Sessantanove
Tempi orribili, diceva qualcuno ricordando il ’68 e il ’69.
Certo, c’era stato qualche disordine, da noi anche qualche carica della polizia, e un po’ di occupazioni delle Case dello Studente…
Benedetti ragazzi! commentava qualcun altro che nulla capiva dei cambiamenti che si stavano preparando.
La sera prima c’era stata assemblea. Se ne sentiva ancora l’odore nel salone della Negri.
Io me ne ero andato presto a studiare in camera mia, stufo delle discussioni.
La mattina dopo avevo ripreso presto a studiare, senza fare colazione. Pensavo di andare al bar più tardi, dopo che avessero rimesso in ordine la sala dove s’era tenuta l’assemblea.
Ci fu un tuono, e il vento fece sbattere le imposte. Misi subito le scarpe e uscii per correre al bar prima che prendesse a piovere.
Mi fermò la polizia quando stavo attraversando la strada. Erano appostati lì, a controllare la situazione.

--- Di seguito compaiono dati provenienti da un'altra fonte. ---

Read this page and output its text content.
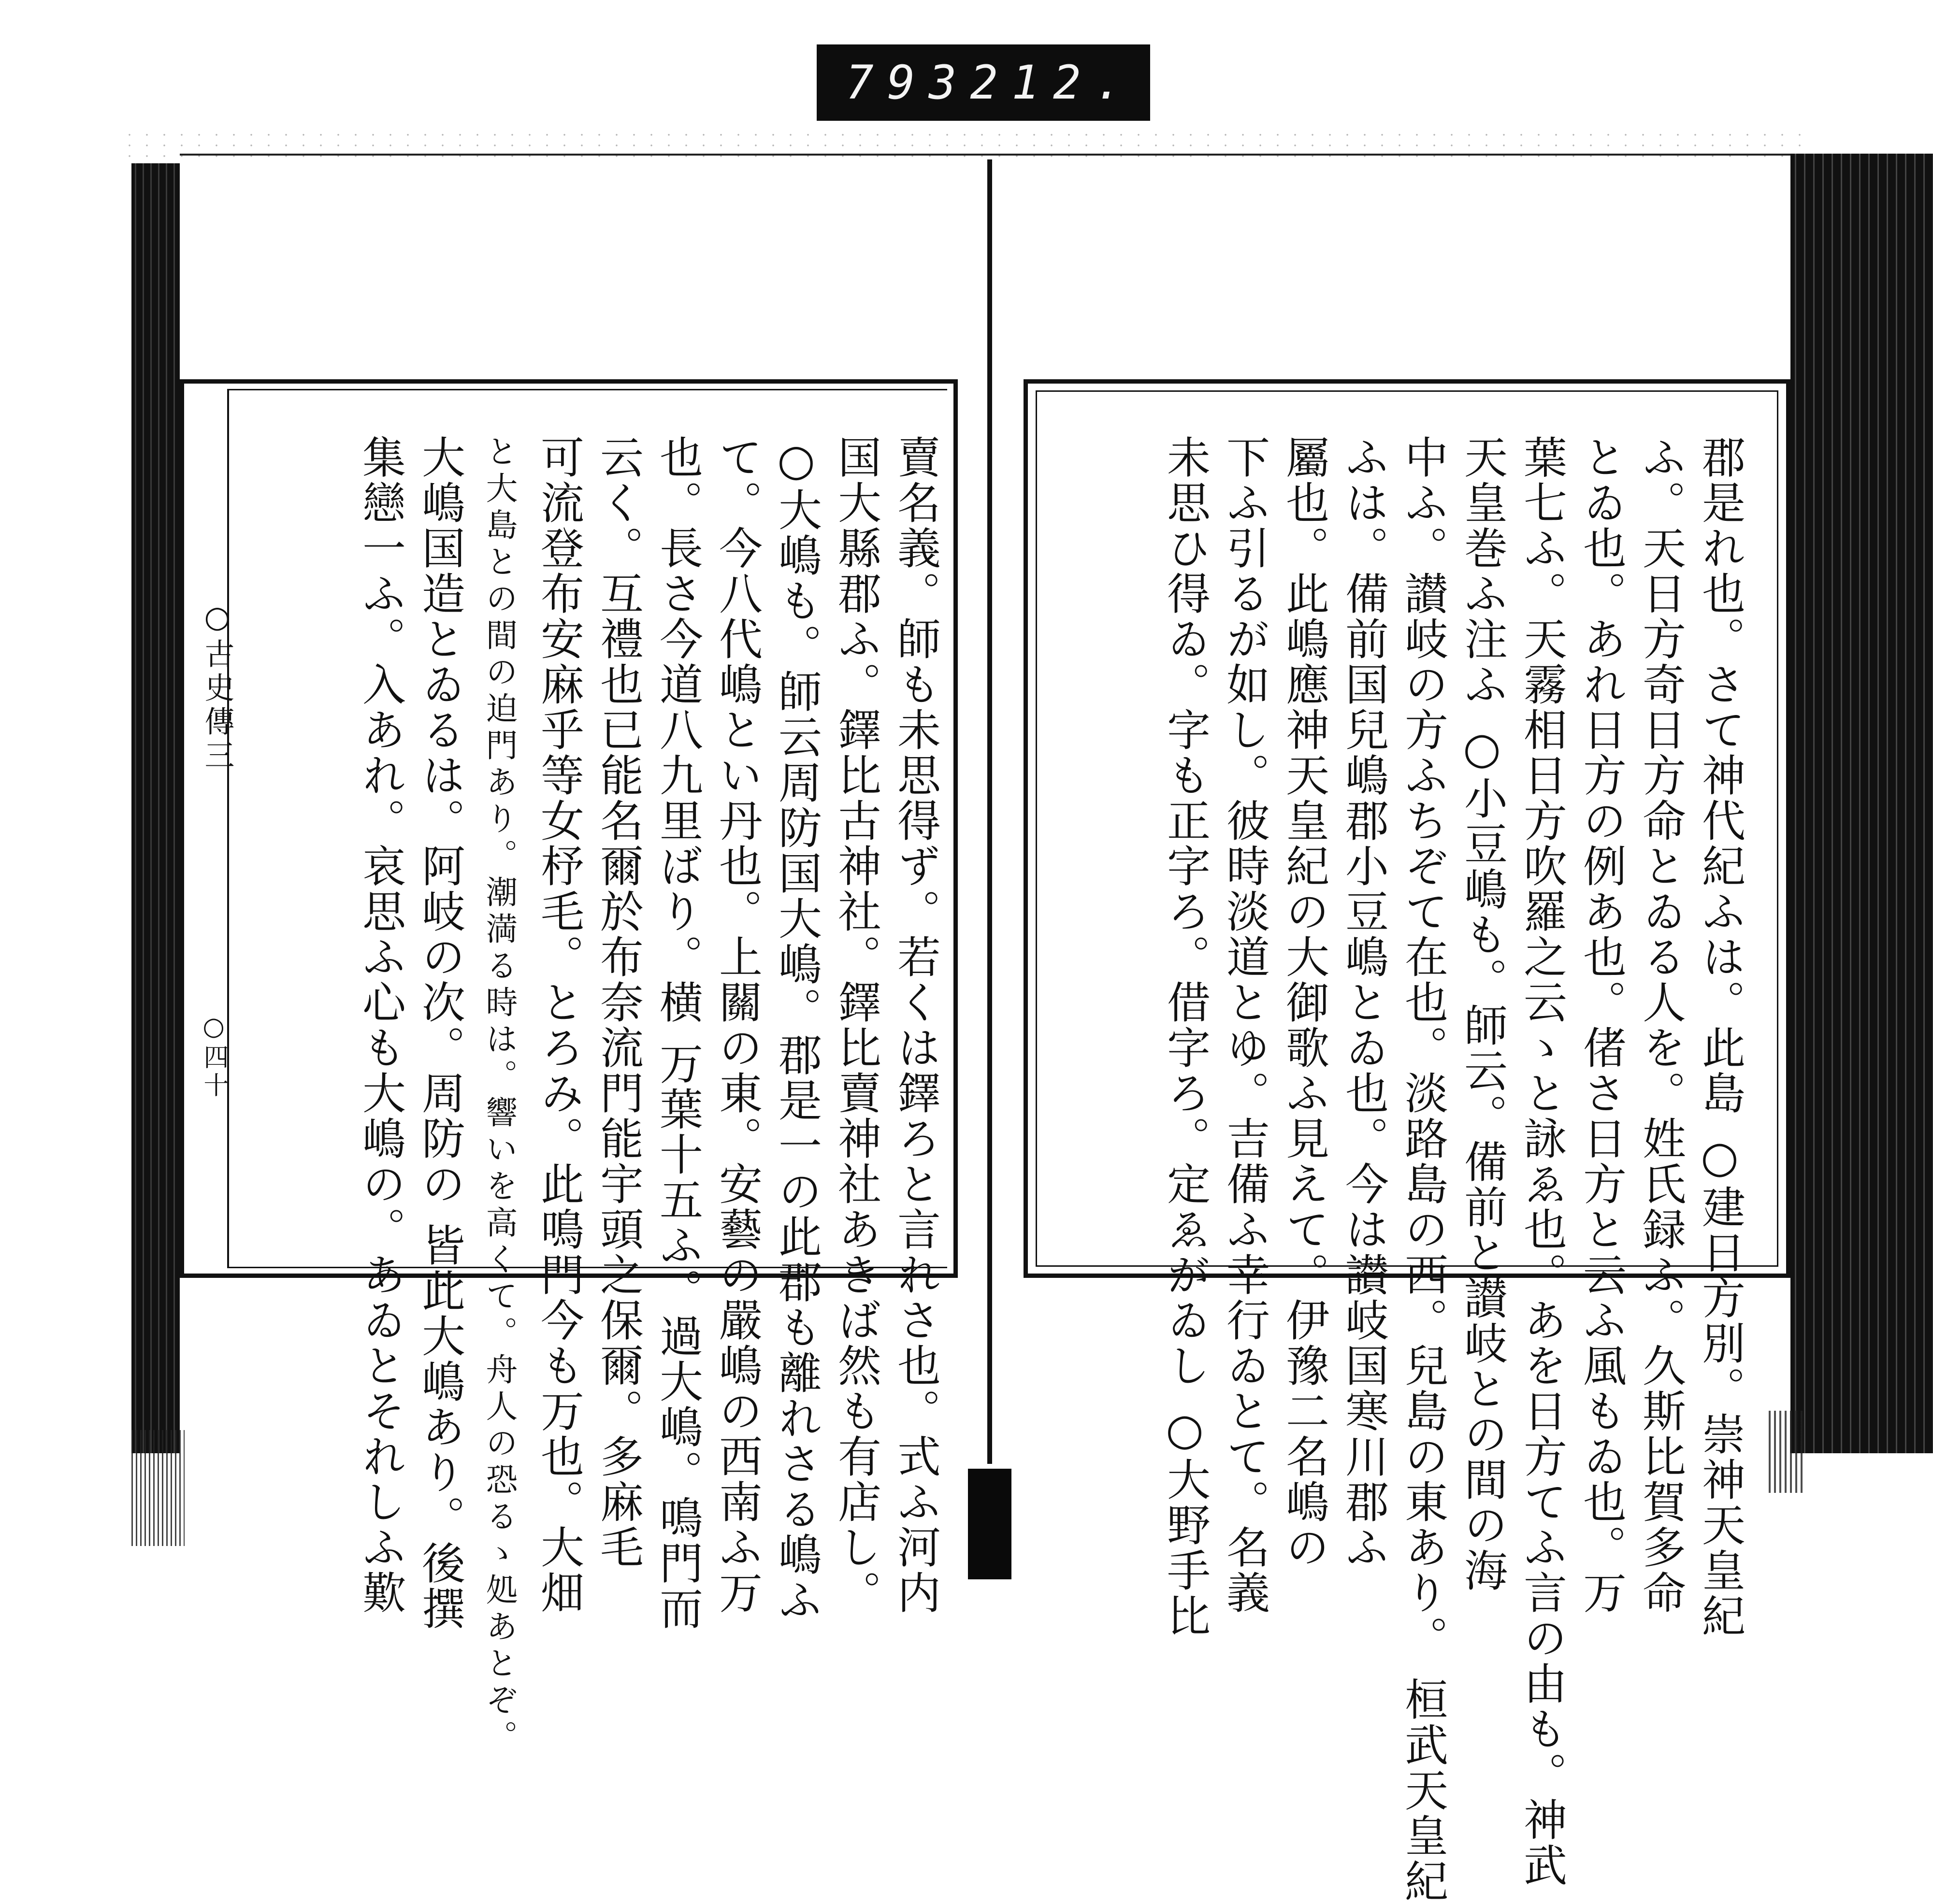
793 212.
○古史傳三
○四十	賣名義。師も未思得ず。若くは鐸ろと言れさ也。式ふ河内
国大縣郡ふ。鐸比古神社。鐸比賣神社あきば然も有店し。
○大嶋も。師云周防国大嶋。郡是一の此郡も離れさる嶋ふ
て。今八代嶋とい丹也。上關の東。安藝の嚴嶋の西南ふ万
也。長さ今道八九里ばり。横 万葉十五ふ。過大嶋。鳴門而
云く。互禮也已能名爾於布奈流門能宇頭之保爾。多麻毛
可流登布安麻乎等女杼毛。とろみ。此鳴門今も万也。大畑
と大島との間の迫門あり。潮満る時は。響いを高くて。舟人の恐るゝ処あとぞ。
大嶋国造とゐるは。阿岐の次。周防の 皆此大嶋あり。後撰
集戀一ふ。入あれ。哀思ふ心も大嶋の。あゐとそれしふ歎	郡是れ也。さて神代紀ふは。此島 ○建日方別。崇神天皇紀
ふ。天日方奇日方命とゐる人を。姓氏録ふ。久斯比賀多命
とゐ也。あれ日方の例あ也。偖さ日方と云ふ風もゐ也。万
葉七ふ。天霧相日方吹羅之云ゝと詠ゑ也。あを日方てふ言の由も。神武
天皇巻ふ注ふ ○小豆嶋も。師云。備前と讃岐との間の海
中ふ。讃岐の方ふちぞて在也。淡路島の西。兒島の東あり。 桓武天皇紀
ふは。備前国兒嶋郡小豆嶋とゐ也。今は讃岐国寒川郡ふ
屬也。此嶋應神天皇紀の大御歌ふ見えて。伊豫二名嶋の
下ふ引るが如し。彼時淡道とゆ。吉備ふ幸行ゐとて。名義
未思ひ得ゐ。字も正字ろ。借字ろ。定ゑがゐし ○大野手比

A gambe larghe, le mani poggiate sul tetto della Giulia, venni perquisito come fossi un ladro, un rapinatore. Cadevano le prime gocce quando mi chiesero i documenti. Non li avevo … a cosa servono i documenti per fare la colazione, lì … indicavo il bar al di là della strada.
Così, sotto scrosci di pioggia sempre più intensi, mi chiesero tutto della mia vita, degli studi e della mia famiglia. Loro, beffardi, avvolti nella mantella impermeabile, io praticamente vestito d’acqua.
Mi lasciarono andare, e saltai la colazione.
Il custode, ex carabiniere, e sempre incazzato con gli studenti, se la rideva standosene con la moglie all’ingresso dell’edificio. Quando gli arrivai davanti mi salutò, beffardo come i poliziotti. Ti sta bene, gli si leggeva negli occhi.
Guardai sua moglie e decisi in un attimo.
Mi tolsi le scarpe, la maglietta e i jeans, ed entrai così, mezzo nudo e grondante di pioggia, nella sala appena risistemata.
Cominciai così, in mutande, la mia personale rivoluzione!
Giugno ’69; tempi duri quelli, davvero!